Thursday, January 9, 2014

Langa v Langa, --- Fed.Appx. ----, 2014 WL 60110 (C.A.3 (N.J.)) [South Africa] [Habitual Residence]



In Langa v Langa, --- Fed.Appx. ----, 2014 WL 60110 (C.A.3 (N.J.))  Sibusiso Langa appealed from an order of the District Court dated April 8, 2013, denying his petition against his wife, Lulamo Langa, seeking the removal to South Africa from the United States of the parties' ten-year old twin sons, Uzoma and Uzile. The Third Circuit affirmed. 

The parties to this proceeding were both South Africans, but prior to 2012 they had resided in the United States, where their twins were born on May 15, 2002, in Suffern, New York. On July 25, 2012, Lulamo left the United States and went to South Africa with the parties' twin sons, who at least until that time had been residents of the United States. When Lulamo went to South Africa with the twins, her husband was already there as he earlier had gone to that country for business reasons. As it happened he could not leave South Africa because he was involved in criminal proceedings there arising out of a fatal automobile accident. On August 18, 2012, about three weeks after Lulamo went to South Africa with the twins, she
returned with them to the United States without the consent or even the knowledge
of her husband.   Prior to the time that Lulamo left the United States with the twins to go to South Africa, the parties anticipated moving to that country as a family to establish the family's residence there. This move was a complex undertaking involving the disposal of assets in the United States, the shipment of personal property to South Africa, and the arrangement for changing the twins' schools, in itself a complex matter particularly because the twins were not fluent in all of the languages in use in South Africa. The parties were working toward the goal of relocating to South Africa. However, when Lulamo arrived in South Africa with the twins, Lulamo and the twins did not reunite with her husband as Sibusiso and Lulamo stayed in different
cities.
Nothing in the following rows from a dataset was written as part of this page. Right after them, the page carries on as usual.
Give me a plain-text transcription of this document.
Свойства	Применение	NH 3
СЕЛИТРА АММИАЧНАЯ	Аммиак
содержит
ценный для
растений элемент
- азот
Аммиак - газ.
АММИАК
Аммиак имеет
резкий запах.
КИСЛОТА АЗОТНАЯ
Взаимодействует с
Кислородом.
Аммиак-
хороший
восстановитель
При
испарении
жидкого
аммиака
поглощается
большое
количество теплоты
Lulamo and the twins never established what would be regarded as a conventional residence in South Africa as they stayed with her parents in Johannesburg during the entire three weeks they were there.  The twins never were enrolled in school in South Africa, and they did not engage in activities with other children. Neither parent arranged for housing for the family in South Africa prior to the time that Lulamo and the twins returned to the United States.

           The Third Circuit pointed out that the critical question was whether prior to August 18, 2012, the date the children left South Africa to return to the United States, they had become habitual residents of South Africa. See  Karkkainen v. Kovalchuk, 445 F.3d 280, 287 (3d Cir.2006).
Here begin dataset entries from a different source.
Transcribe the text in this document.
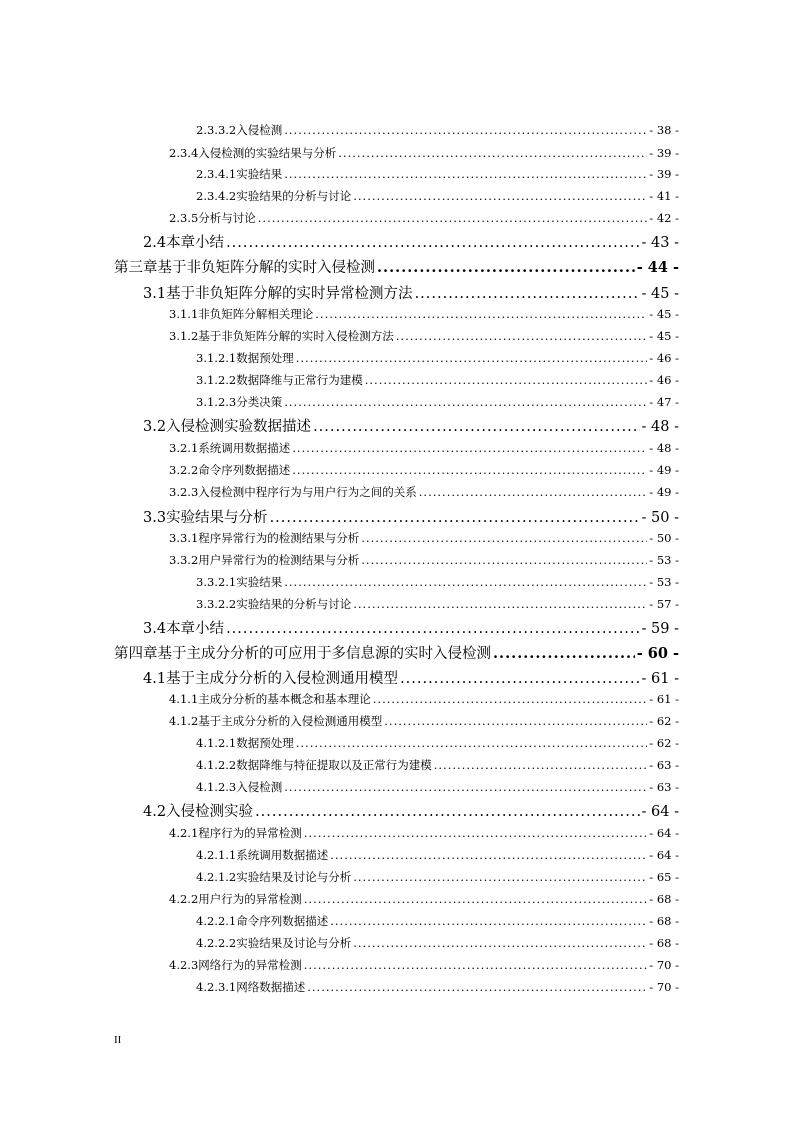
2.3.3.2 入侵检测 .....	- 38 -
2.3.4 入侵检测的实验结果与分析 .....	- 39 -
2.3.4.1 实验结果 .....	- 39 -
2.3.4.2 实验结果的分析与讨论 .....	- 41 -
2.3.5 分析与讨论 .....	- 42 -
2.4 本章小结 .....	- 43 -
第三章 基于非负矩阵分解的实时入侵检测 .....	- 44 -
3.1 基于非负矩阵分解的实时异常检测方法 .....	- 45 -
3.1.1 非负矩阵分解相关理论 .....	- 45 -
3.1.2 基于非负矩阵分解的实时入侵检测方法 .....	- 45 -
3.1.2.1 数据预处理 .....	- 46 -
3.1.2.2 数据降维与正常行为建模 .....	- 46 -
3.1.2.3 分类决策 .....	- 47 -
3.2 入侵检测实验数据描述 .....	- 48 -
3.2.1 系统调用数据描述 .....	- 48 -
3.2.2 命令序列数据描述 .....	- 49 -
3.2.3 入侵检测中程序行为与用户行为之间的关系 .....	- 49 -
3.3 实验结果与分析 .....	- 50 -
3.3.1 程序异常行为的检测结果与分析 .....	- 50 -
3.3.2 用户异常行为的检测结果与分析 .....	- 53 -
3.3.2.1 实验结果 .....	- 53 -
3.3.2.2 实验结果的分析与讨论 .....	- 57 -
3.4 本章小结 .....	- 59 -
第四章 基于主成分分析的可应用于多信息源的实时入侵检测 .....	- 60 -
4.1 基于主成分分析的入侵检测通用模型 .....	- 61 -
4.1.1 主成分分析的基本概念和基本理论 .....	- 61 -
4.1.2 基于主成分分析的入侵检测通用模型 .....	- 62 -
4.1.2.1 数据预处理 .....	- 62 -
4.1.2.2 数据降维与特征提取以及正常行为建模 .....	- 63 -
4.1.2.3 入侵检测 .....	- 63 -
4.2 入侵检测实验 .....	- 64 -
4.2.1 程序行为的异常检测 .....	- 64 -
4.2.1.1 系统调用数据描述 .....	- 64 -
4.2.1.2 实验结果及讨论与分析 .....	- 65 -
4.2.2 用户行为的异常检测 .....	- 68 -
4.2.2.1 命令序列数据描述 .....	- 68 -
4.2.2.2 实验结果及讨论与分析 .....	- 68 -
4.2.3 网络行为的异常检测 .....	- 70 -
4.2.3.1 网络数据描述 .....	- 70 -
II
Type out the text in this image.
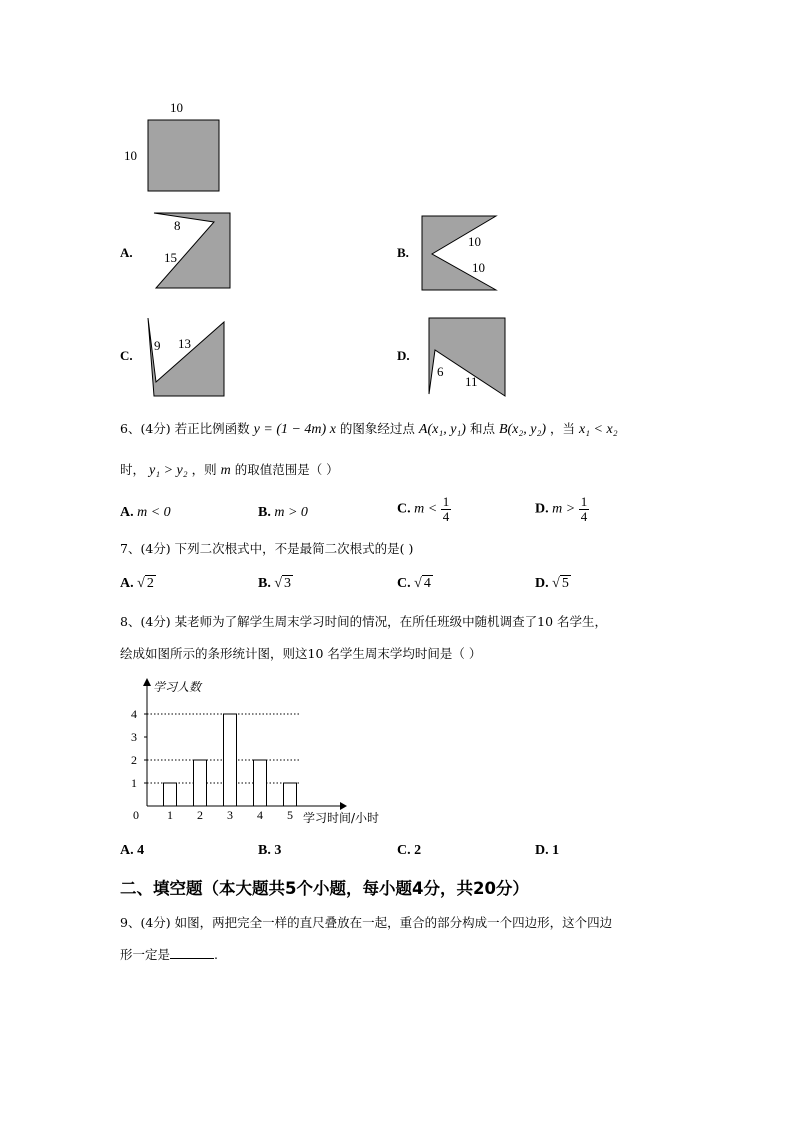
10
10
A.
8
15	B.
10
10
C.
9 13
D.
6
11
6、(4分) 若正比例函数 y = (1 − 4m) x 的图象经过点 A(x₁, y₁) 和点 B(x₂, y₂) ，当 x₁ < x₂
时， y₁ > y₂ ，则 m 的取值范围是（ ）
A. m < 0	B. m > 0	C. $m < \frac{1}{4}$	D. $m > \frac{1}{4}$
7、(4分) 下列二次根式中，不是最简二次根式的是( )
A. √ 2	B. √ 3	C. √ 4	D. √ 5
8、(4分) 某老师为了解学生周末学习时间的情况，在所任班级中随机调查了10 名学生，
绘成如图所示的条形统计图，则这10 名学生周末学均时间是（ ）
1
2
3
4
0 1 2 3 4 5
学习人数
学习时间/小时
A. 4	B. 3	C. 2	D. 1
二、填空题（本大题共5个小题，每小题4分，共20分）
9、(4分) 如图，两把完全一样的直尺叠放在一起，重合的部分构成一个四边形，这个四边
形一定是	.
         Sibusiso argued on appeal that the District Court erred in relying on what he regarded as dicta from  Feder v. Evans-Feder, 63 F.3d 217 (3d Cir.1995), in incorporating an "acclimatization" factor into its consideration of the twins' habitual residence. The Court pointed out that in Feder it explained: “[W]e believe that a child's habitual residence is the place where he or she has  been physically present for an amount of time sufficient for acclimatization and  which has a degree of settled purpose' from the child's perspective. We further  believe that a determination of whether any particular place satisfies this  standard must focus on the child and consists of an analysis of the child's  circumstances in that place and the parents' present, shared intentions  regarding their child's presence there.”
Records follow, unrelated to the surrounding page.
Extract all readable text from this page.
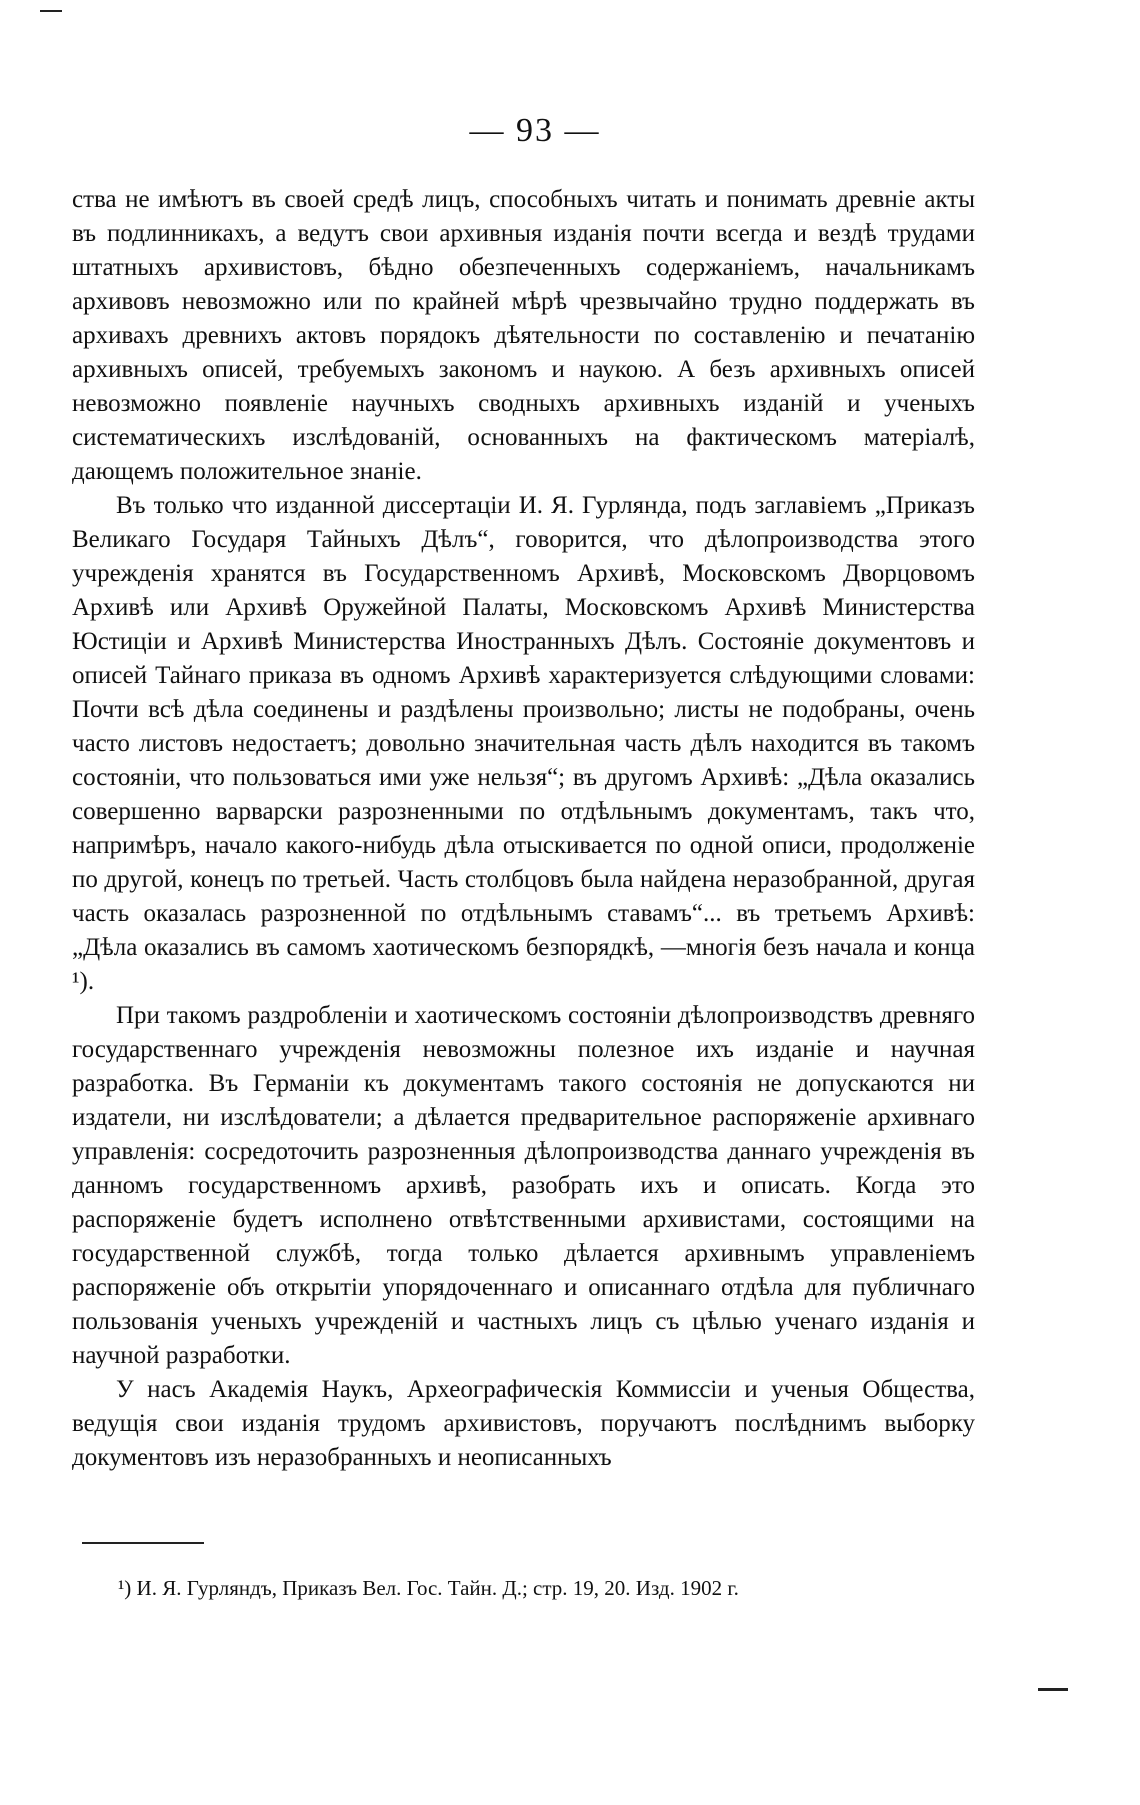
— 93 —

ства не имѣютъ въ своей средѣ лицъ, способныхъ читать и понимать древніе акты въ подлинникахъ, а ведутъ свои архивныя изданія почти всегда и вездѣ трудами штатныхъ архивистовъ, бѣдно обезпеченныхъ содержаніемъ, начальникамъ архивовъ невозможно или по крайней мѣрѣ чрезвычайно трудно поддержать въ архивахъ древнихъ актовъ порядокъ дѣятельности по составленію и печатанію архивныхъ описей, требуемыхъ закономъ и наукою. А безъ архивныхъ описей невозможно появленіе научныхъ сводныхъ архивныхъ изданій и ученыхъ систематическихъ изслѣдованій, основанныхъ на фактическомъ матеріалѣ, дающемъ положительное знаніе.

Въ только что изданной диссертаціи И. Я. Гурлянда, подъ заглавіемъ „Приказъ Великаго Государя Тайныхъ Дѣлъ“, говорится, что дѣлопроизводства этого учрежденія хранятся въ Государственномъ Архивѣ, Московскомъ Дворцовомъ Архивѣ или Архивѣ Оружейной Палаты, Московскомъ Архивѣ Министерства Юстиціи и Архивѣ Министерства Иностранныхъ Дѣлъ. Состояніе документовъ и описей Тайнаго приказа въ одномъ Архивѣ характеризуется слѣдующими словами: Почти всѣ дѣла соединены и раздѣлены произвольно; листы не подобраны, очень часто листовъ недостаетъ; довольно значительная часть дѣлъ находится въ такомъ состояніи, что пользоваться ими уже нельзя“; въ другомъ Архивѣ: „Дѣла оказались совершенно варварски разрозненными по отдѣльнымъ документамъ, такъ что, напримѣръ, начало какого-нибудь дѣла отыскивается по одной описи, продолженіе по другой, конецъ по третьей. Часть столбцовъ была найдена неразобранной, другая часть оказалась разрозненной по отдѣльнымъ ставамъ“... въ третьемъ Архивѣ: „Дѣла оказались въ самомъ хаотическомъ безпорядкѣ, —многія безъ начала и конца ¹).

При такомъ раздробленіи и хаотическомъ состояніи дѣлопроизводствъ древняго государственнаго учрежденія невозможны полезное ихъ изданіе и научная разработка. Въ Германіи къ документамъ такого состоянія не допускаются ни издатели, ни изслѣдователи; а дѣлается предварительное распоряженіе архивнаго управленія: сосредоточить разрозненныя дѣлопроизводства даннаго учрежденія въ данномъ государственномъ архивѣ, разобрать ихъ и описать. Когда это распоряженіе будетъ исполнено отвѣтственными архивистами, состоящими на государственной службѣ, тогда только дѣлается архивнымъ управленіемъ распоряженіе объ открытіи упорядоченнаго и описаннаго отдѣла для публичнаго пользованія ученыхъ учрежденій и частныхъ лицъ съ цѣлью ученаго изданія и научной разработки.

У насъ Академія Наукъ, Археографическія Коммиссіи и ученыя Общества, ведущія свои изданія трудомъ архивистовъ, поручаютъ послѣднимъ выборку документовъ изъ неразобранныхъ и неописанныхъ

¹) И. Я. Гурляндъ, Приказъ Вел. Гос. Тайн. Д.; стр. 19, 20. Изд. 1902 г.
The father also argued that the court should view the case from the twins' perspective and thus should reject the District Court's conclusion that the twins' habitual residence had not become South Africa prior to their return to the United States.

The Court of Appeals agreed with the District Court that the twins' habitual residence before they returned with their mother to the United States was where it always had been, i.e., in the United States. It declined to repudiate the law that it set forth in Feder and quoted above. The twins' three-week stay with their grandparents in Johannesburg could cannot be regarded, whether viewed objectively or subjectively, as sufficient to establish their habitual residence in South Africa, no matter how that term is defined. The Hague Convention simply was not adopted by the adhering parties to require the return of children in situations like the one here.